Abstract  An estimated 50% of patients undergoing routine cardiac surgery require intravenous antihypertensive therapy to manage life-threatening arterial bleeding, myocardial ischemia, or cardiac failure in the perioperative period. Managing hypertension in this setting can be challenging because of the need to reduce blood pressure while maintaining adequate end organ perfusion. Hypotensive episodes can increase the risk of cardiac complications and end organ hypoperfusion, particularly in patients whose underlying cardiovascular disease has altered autoregulation of blood flow. To decrease the risk of hypertensive or hypotensive episodes, blood pressure is monitored continuously, and short-acting intravenous antihypertensive agents are administered in an effort to target a mean arterial pressure generally within 20% of the patient's baseline value. Efforts to optimize end organ perfusion and avoid recognized adverse drug effects may influence the choice of antihypertensive agents. The ideal agent for postoperative hypertension should have a rapid onset of action, be highly vascular selective, and be rapidly reversible.
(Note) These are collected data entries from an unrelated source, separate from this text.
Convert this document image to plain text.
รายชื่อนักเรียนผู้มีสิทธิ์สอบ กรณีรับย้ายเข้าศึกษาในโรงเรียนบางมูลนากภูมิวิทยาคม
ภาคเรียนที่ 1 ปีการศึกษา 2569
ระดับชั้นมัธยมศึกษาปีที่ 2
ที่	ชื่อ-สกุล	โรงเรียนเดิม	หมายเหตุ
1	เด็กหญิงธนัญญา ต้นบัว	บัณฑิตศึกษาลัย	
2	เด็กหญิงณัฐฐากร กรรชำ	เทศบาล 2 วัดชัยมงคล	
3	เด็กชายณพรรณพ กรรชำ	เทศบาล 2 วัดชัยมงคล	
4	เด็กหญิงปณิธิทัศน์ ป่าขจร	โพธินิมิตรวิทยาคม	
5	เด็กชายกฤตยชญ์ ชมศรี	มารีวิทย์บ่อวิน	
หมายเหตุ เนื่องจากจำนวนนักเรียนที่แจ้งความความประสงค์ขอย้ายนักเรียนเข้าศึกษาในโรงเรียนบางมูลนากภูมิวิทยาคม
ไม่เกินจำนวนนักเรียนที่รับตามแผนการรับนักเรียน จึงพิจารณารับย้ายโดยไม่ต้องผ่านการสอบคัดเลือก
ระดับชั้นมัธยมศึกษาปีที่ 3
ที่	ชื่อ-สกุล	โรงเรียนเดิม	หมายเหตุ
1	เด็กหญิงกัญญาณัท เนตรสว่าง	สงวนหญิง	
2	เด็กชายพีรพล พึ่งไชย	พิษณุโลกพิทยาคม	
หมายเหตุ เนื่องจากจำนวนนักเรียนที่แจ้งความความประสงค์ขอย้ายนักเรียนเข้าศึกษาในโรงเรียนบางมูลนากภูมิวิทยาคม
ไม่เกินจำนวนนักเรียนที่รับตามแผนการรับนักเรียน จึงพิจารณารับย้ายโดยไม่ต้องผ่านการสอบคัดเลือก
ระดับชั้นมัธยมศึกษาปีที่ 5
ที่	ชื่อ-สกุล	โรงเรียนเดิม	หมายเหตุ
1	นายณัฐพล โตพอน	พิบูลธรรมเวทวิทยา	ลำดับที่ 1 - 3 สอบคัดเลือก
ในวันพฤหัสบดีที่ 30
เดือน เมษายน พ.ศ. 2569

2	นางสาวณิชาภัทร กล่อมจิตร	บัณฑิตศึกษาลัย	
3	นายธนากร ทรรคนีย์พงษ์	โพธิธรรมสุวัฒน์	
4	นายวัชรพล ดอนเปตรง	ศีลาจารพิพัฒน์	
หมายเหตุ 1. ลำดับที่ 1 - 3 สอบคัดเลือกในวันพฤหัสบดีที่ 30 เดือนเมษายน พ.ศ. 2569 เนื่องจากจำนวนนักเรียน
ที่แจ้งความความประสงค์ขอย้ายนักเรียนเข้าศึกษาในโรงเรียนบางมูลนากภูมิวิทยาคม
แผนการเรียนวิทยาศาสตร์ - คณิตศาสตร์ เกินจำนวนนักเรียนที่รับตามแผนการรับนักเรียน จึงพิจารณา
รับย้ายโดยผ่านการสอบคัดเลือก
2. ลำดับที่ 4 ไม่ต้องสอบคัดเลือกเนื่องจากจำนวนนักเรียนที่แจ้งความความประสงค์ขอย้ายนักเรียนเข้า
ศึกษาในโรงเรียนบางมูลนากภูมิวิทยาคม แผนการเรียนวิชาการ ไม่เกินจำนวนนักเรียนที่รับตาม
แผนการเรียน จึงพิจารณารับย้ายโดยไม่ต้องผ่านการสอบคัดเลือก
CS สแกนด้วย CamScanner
In addition, it should be safe, with little risk of overshoot hypotension or adverse drug reaction. Precise management of arterial pressure in the perioperative period has the potential to improve clinical outcome by avoiding hypotensive episodes, ensuring adequate end organ perfusion, decreasing the risk of adverse drug effects, and serving as a bridge to definitive long-term therapy for essential hypertension.